00:53And that means we're overreacting to every single piece of macroeconomic data
00:57with the exception perhaps of the really sort of minor data we saw yesterday.
01:01But we're lining up to overreact to each piece we get going into September.
01:04Taking a step back, Kit, earlier this year it seemed like a one-way freight train of sell dollars,
01:09sell the United States.
01:10That was the trade and pretty much everyone lined up behind it.
01:13Is it over?
01:14We've kind of plateaued and kind of shifted around this level for a couple of months now.
01:18Are we seeing sort of the end of the sell the America trade
01:21and going back to this sort of nuanced overreacting to every data point type of landscape?
01:27I think the data will decide that.
01:29I think the question then is whether the U.S. economy is slowing significantly.
01:32I mean, you know, a currency can't go down as fast as the dollar did
01:35or go up as fast as currencies like the euro did for very long.
01:40An inflation-targeting central bank reacts to fast currency moves.
01:45An economy reacts to fast currency moves.
01:47So the move we had in euro dollar from 102 up to 118 was too fast.
01:53We have to take time out.
01:54Whether that takes us to 125 or we get stuck here depends on how much
02:00or how little the U.S. economy slows in the next three months, I would have said.
02:04And if we got a repeat of last month's payroll numbers,
02:07if we got something genuinely soft,
02:09then I think we're going to head off into the middle of the 120s for euro dollar.
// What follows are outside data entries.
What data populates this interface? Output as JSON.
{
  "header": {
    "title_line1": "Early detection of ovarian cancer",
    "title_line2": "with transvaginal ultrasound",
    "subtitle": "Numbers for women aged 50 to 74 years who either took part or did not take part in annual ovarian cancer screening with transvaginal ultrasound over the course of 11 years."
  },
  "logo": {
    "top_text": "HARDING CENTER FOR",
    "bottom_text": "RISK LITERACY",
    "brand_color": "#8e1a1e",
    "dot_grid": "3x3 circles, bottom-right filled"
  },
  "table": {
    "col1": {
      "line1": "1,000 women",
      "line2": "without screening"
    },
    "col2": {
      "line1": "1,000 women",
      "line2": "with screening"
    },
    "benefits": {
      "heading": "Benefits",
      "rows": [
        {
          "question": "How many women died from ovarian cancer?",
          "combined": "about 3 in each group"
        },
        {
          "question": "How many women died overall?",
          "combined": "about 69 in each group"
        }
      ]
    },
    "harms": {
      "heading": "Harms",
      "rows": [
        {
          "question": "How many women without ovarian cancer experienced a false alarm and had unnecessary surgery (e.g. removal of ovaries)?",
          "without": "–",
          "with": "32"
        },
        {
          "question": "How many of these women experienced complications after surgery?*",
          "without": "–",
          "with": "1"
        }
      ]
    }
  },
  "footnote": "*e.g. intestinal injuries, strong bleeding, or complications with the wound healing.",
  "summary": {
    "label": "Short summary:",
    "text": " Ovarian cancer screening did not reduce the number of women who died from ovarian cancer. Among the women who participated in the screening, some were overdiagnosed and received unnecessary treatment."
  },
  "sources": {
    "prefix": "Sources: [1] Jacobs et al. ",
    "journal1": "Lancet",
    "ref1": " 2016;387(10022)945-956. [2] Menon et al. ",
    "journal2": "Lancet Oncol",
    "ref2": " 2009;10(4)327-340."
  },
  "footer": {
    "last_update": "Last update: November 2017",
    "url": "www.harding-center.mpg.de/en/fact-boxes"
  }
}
02:12We've got another 5% to 10% weakness in the dollar in this cycle to come.
02:17But, you know, I wouldn't want to over-interpret some of the data
02:22that we've had in the summer and extrapolate it out blindly
02:25as saying that is what's definitely going to happen.
02:27Again, if the inflation hit from tariffs isn't too big,
02:31the economy is not going to slow too much.
02:34And a very gentle easing in U.S. growth doesn't justify much dollar weakness at all.